Telling a patient he has cancer requires time, compassion and well-honed interpersonal skills. This is the traditional art of medicine. But figuring out the exact cancer treatment — given dozens of alternatives, the patient’s unique genetics and the many sub-types of each cancer – is more a matter of technology and science. Increasingly, treatment possibilities exceed the human mind.
In addition, when doctors lament modern medical practice becoming impersonal, they fail to understand how most people prefer to manage their lives.
In today’s era of consumerism, if you ask patients what they mean by personalized medical care, they’ll talk about being able to decide how, when and where they obtain information and treatment — just like they do when they travel or buy retail products and services.
Today’s busy people want to receive care through technologically enabled alternatives like video visits and secure email, rather than through the traditional office visit. And they’re frustrated by a health care system that refuses to accommodate them.
There’s a waiting market for entrepreneurs who can help people receive care virtually, without having to miss work or school — particularly if the solutions are less expensive.

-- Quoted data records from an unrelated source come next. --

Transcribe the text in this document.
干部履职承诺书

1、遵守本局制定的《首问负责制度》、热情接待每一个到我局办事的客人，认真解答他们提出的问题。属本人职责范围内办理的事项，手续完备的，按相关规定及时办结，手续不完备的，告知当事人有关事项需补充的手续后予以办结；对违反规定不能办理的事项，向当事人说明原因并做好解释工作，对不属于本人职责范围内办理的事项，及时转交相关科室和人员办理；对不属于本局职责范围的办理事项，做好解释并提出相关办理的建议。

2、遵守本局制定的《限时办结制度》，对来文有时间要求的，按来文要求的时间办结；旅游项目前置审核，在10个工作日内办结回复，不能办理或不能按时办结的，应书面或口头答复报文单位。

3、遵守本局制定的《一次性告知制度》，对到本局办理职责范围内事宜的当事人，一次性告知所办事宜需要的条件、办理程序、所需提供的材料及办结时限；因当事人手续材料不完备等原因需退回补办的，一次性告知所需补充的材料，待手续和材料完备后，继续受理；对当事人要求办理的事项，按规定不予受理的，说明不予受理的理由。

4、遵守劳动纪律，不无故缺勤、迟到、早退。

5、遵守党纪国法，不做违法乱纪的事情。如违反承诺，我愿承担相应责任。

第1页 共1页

To meet these preferences, entrepreneurs need to look further than at the hundreds of millions of smartphones resting in the hands or pockets of Americans today.
Overcoming these barriers
Across history, it often has been the next generation that figures out how best to use new technology. Health care may be no different.
But if hungry entrepreneurs don’t want to wait 10 or 15 years for the demographics to change, they would be smart to provide solutions that use currently available technology to solve patient’s problems in the simplest and least expensive ways.